A few years ago, I was bitten by the spinning bug. Not the bicycle exercise kind, the making yarn kind. It’s surprisingly portable, easy, and addictive. I’ve spun in all sorts of crazy places, including while walking to class, and almost nobody has so much as given me a second look! It’s amazing how much yarn I can make on a spindle. Not that I don’t covet a spinning wheel all the same. I even have some mad scientist plans to make a wheel, but they will get their own post.
I made a couple of spindles with wooden toy wheels and dowel rods, light ones that I’ve been using to make really thin singles and heavy ones with a hook that I’ve been using for plying and ply-on-the-fly. All supplies for them except the sandpaper from Hobby Lobby, since I worked there and all. I plan to make a few more; old cds, decorative wooden motifs, big glass beads, and stone donuts all beckon to be stuck on a dowel as whorls.

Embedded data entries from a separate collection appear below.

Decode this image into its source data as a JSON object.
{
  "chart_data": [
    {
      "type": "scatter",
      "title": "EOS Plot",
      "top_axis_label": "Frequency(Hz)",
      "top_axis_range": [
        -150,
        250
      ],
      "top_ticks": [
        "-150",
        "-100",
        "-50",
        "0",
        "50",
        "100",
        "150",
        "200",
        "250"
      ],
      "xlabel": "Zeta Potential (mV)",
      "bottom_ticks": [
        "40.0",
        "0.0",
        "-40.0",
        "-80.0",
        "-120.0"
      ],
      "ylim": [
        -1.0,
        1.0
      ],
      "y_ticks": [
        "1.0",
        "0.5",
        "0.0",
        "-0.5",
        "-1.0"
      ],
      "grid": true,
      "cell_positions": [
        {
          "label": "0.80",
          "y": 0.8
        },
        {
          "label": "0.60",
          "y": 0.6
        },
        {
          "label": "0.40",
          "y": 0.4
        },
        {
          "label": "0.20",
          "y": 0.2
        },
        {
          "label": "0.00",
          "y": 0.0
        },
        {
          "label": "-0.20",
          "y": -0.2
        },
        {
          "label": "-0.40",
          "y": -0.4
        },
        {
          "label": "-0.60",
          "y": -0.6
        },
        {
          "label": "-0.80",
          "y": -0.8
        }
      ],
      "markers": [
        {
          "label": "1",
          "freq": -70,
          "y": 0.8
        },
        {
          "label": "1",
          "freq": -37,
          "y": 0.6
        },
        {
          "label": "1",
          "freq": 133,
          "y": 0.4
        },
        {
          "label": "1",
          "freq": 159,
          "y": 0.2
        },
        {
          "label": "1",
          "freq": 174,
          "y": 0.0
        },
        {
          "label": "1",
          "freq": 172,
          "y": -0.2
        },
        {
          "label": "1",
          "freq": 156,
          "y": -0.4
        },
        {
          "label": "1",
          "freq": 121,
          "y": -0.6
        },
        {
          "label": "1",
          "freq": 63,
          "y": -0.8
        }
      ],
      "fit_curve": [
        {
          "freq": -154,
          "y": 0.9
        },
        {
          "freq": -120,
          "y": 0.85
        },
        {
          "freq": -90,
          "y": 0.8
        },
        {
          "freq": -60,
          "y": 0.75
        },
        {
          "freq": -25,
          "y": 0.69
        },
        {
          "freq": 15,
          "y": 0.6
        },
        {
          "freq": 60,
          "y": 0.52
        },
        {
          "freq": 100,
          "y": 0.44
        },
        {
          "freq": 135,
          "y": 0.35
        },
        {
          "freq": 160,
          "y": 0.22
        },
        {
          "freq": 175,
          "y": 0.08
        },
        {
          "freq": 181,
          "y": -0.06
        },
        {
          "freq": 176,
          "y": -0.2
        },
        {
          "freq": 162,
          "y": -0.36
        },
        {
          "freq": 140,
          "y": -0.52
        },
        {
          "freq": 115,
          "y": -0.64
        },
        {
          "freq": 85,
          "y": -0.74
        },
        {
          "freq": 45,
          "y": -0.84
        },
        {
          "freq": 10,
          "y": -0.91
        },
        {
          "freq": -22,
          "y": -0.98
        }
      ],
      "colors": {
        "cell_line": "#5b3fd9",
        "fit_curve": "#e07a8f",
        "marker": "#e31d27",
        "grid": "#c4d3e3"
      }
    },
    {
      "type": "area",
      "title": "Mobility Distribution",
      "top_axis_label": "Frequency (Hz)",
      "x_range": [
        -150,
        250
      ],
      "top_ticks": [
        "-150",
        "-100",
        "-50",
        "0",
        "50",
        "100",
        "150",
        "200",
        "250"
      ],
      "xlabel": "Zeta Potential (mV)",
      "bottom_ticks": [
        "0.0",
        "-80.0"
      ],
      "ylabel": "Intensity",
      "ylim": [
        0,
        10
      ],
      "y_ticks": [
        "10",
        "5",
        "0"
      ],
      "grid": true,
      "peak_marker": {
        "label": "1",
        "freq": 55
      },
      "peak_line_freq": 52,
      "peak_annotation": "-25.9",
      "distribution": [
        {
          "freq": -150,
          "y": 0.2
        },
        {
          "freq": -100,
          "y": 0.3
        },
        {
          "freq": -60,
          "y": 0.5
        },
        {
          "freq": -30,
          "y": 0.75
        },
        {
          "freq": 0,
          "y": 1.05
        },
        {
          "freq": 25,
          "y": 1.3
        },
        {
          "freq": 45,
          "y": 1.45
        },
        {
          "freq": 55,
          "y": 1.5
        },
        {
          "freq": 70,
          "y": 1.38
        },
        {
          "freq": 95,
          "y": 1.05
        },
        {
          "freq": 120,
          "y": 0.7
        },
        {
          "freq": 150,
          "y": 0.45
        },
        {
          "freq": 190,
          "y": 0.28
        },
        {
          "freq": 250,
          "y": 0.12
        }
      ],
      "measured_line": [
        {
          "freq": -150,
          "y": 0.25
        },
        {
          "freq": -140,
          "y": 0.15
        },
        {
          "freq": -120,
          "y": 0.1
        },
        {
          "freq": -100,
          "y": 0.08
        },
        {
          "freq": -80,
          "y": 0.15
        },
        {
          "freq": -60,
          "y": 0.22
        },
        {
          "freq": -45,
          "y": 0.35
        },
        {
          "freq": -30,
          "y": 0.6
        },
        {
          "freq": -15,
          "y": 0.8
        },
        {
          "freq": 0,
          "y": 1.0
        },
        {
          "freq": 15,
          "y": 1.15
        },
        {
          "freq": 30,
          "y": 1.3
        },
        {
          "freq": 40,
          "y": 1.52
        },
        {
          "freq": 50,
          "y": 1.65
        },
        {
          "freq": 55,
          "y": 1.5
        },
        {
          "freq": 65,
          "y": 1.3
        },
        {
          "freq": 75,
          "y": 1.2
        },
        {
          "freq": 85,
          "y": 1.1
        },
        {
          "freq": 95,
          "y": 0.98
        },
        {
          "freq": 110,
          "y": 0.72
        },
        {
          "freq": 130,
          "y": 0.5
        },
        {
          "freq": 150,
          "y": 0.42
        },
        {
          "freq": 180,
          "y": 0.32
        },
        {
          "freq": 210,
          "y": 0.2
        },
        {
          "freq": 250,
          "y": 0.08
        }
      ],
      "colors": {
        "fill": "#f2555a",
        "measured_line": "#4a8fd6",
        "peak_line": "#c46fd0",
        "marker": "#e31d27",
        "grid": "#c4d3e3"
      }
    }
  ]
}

Actually, the first non-cat-hair fiber I spun was wool sold for felting from Hobby Lobby, from which I have knitted some pretty sweet socks. Easy access makes a difference, sometimes, and the local yarn shops are just starting to have spinning fibers and equipment. Oooo, and now the farmer’s market in Fayettville has a fiber and yarn seller!

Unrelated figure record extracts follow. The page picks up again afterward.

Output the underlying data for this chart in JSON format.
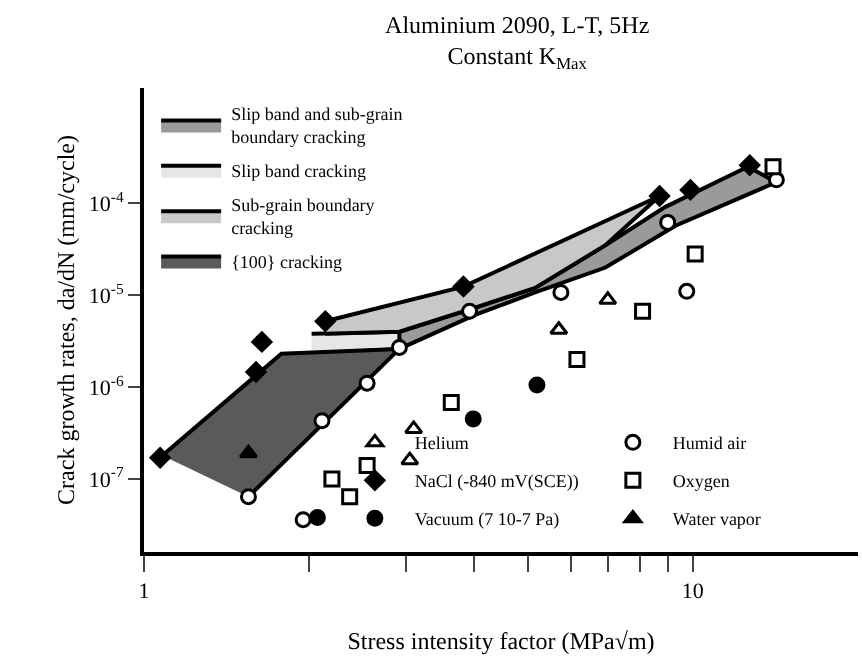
{
  "chart_data": {
    "type": "scatter",
    "title": "Aluminium 2090, L-T, 5Hz",
    "subtitle": "Constant K$_{Max}$",
    "xlabel": "Stress intensity factor (MPa√m)",
    "ylabel": "Crack growth rates, da/dN (mm/cycle)",
    "log": "xy",
    "xlim": [
      1,
      20
    ],
    "ylim": [
      1.6e-08,
      0.0018
    ],
    "xticks": [
      1,
      {
        "value": 2,
        "label": null
      },
      {
        "value": 3,
        "label": null
      },
      {
        "value": 4,
        "label": null
      },
      {
        "value": 5,
        "label": null
      },
      {
        "value": 6,
        "label": null
      },
      {
        "value": 7,
        "label": null
      },
      {
        "value": 8,
        "label": null
      },
      {
        "value": 9,
        "label": null
      },
      10
    ],
    "yticks": [
      {
        "value": 1e-07,
        "label": "10$^{-7}$"
      },
      {
        "value": 1e-06,
        "label": "10$^{-6}$"
      },
      {
        "value": 1e-05,
        "label": "10$^{-5}$"
      },
      {
        "value": 0.0001,
        "label": "10$^{-4}$"
      }
    ],
    "legend": "top left",
    "series": [
      {
        "type": "area",
        "name": "Slip band and sub-grain boundary cracking",
        "color": "#9a9a9a",
        "x": [
          2.92,
          4.01,
          5.16,
          6.93,
          8.9,
          12.6,
          14.2,
          9.3,
          6.93,
          5.16,
          4.01,
          2.92
        ],
        "values": [
          4e-06,
          7.3e-06,
          1.2e-05,
          3.5e-05,
          9.1e-05,
          0.00025,
          0.00017,
          5.7e-05,
          2e-05,
          1.07e-05,
          6.1e-06,
          2.6e-06
        ]
      },
      {
        "type": "area",
        "name": "Slip band cracking",
        "color": "#e6e6e6",
        "x": [
          2.02,
          2.92,
          2.92,
          2.02
        ],
        "values": [
          3.8e-06,
          4e-06,
          2.6e-06,
          2.3e-06
        ]
      },
      {
        "type": "area",
        "name": "Sub-grain boundary cracking",
        "color": "#c8c8c8",
        "x": [
          2.14,
          3.82,
          8.7,
          6.93,
          5.16,
          4.01,
          2.92,
          2.14
        ],
        "values": [
          5.2e-06,
          1.24e-05,
          0.00012,
          3.5e-05,
          1.2e-05,
          7.3e-06,
          4e-06,
          3.8e-06
        ]
      },
      {
        "type": "area",
        "name": "{100} cracking",
        "color": "#5a5a5a",
        "x": [
          1.08,
          1.78,
          2.92,
          1.55
        ],
        "values": [
          1.8e-07,
          2.3e-06,
          2.6e-06,
          6.4e-08
        ]
      },
      {
        "name": "Helium",
        "color": "#ffffff",
        "marker": "triangle",
        "x": [
          3.05,
          3.1,
          5.7,
          7.0
        ],
        "values": [
          1.6e-07,
          3.5e-07,
          4.2e-06,
          8.9e-06
        ]
      },
      {
        "name": "Humid air",
        "color": "#ffffff",
        "marker": "circle",
        "x": [
          1.95,
          1.55,
          2.11,
          2.55,
          2.92,
          3.92,
          5.75,
          9.0,
          9.75,
          14.2
        ],
        "values": [
          3.6e-08,
          6.4e-08,
          4.3e-07,
          1.1e-06,
          2.7e-06,
          6.7e-06,
          1.07e-05,
          6.2e-05,
          1.1e-05,
          0.00018
        ]
      },
      {
        "name": "NaCl (-840 mV(SCE))",
        "color": "#000000",
        "marker": "diamond",
        "x": [
          1.07,
          1.6,
          1.64,
          2.14,
          3.82,
          8.7,
          9.9,
          12.7
        ],
        "values": [
          1.7e-07,
          1.46e-06,
          3.1e-06,
          5.2e-06,
          1.24e-05,
          0.00012,
          0.00014,
          0.00026
        ]
      },
      {
        "name": "Oxygen",
        "color": "#ffffff",
        "marker": "square",
        "x": [
          2.2,
          2.37,
          2.55,
          3.63,
          6.15,
          8.1,
          10.1,
          14.0
        ],
        "values": [
          1e-07,
          6.4e-08,
          1.4e-07,
          6.8e-07,
          2e-06,
          6.7e-06,
          2.8e-05,
          0.00025
        ]
      },
      {
        "name": "Vacuum (7 10-7 Pa)",
        "color": "#000000",
        "marker": "circle",
        "x": [
          2.07,
          3.98,
          5.2
        ],
        "values": [
          3.8e-08,
          4.5e-07,
          1.05e-06
        ]
      },
      {
        "name": "Water vapor",
        "color": "#000000",
        "marker": "triangle",
        "x": [
          1.55
        ],
        "values": [
          1.9e-07
        ]
      }
    ]
  }
}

When I decided to take spinning more seriously, I bought a pound of natural cream-colored New Zealand wool roving from Au Gres Sheep Factory at the big War Eagle craft fair.
Being the pack rat I am, there were soon more fiber acqusitions: dyed and natural Romney roving from fleecemakers on Etsy, 8 oz. of Paradise Fibers’ Potluck domestic wool roving in multi-colored naturals, a silk cap from a local shop called KnitWicks, 4 oz. of gorgeous purple-pink batts from the farmer’s market, and about a pound of cotton roving from the thrift store for $2!

And…I found bags of alpaca fleece on Craigslist. I only bought one bag, and it weighed 5 pounds! Beautiful, rich reddish brown locks and fluff, although it’s really dusty. I’d still like to get some bamboo, and try some different wools and exotics, but these fibers will keep me busy for a while!
I’ve been trying out ‘ply-on-the-fly’ with the pretty dyed Romney on a bigger plying spindle with the hook. It’s a fabulous technique, but it’s much harder to make light weight yarn with the bigger spindle and the results so far are roughly worsted weight. Not that I mind; the Romney is really fluffy and will make a great hat and mittens or something similarly warm and cozy. I’m using a smaller spindle as a supported spindle to make cotton thread. I think it will ply up into something like size 5 pearl cotton, which I’ll dye and crochet or tat into lace.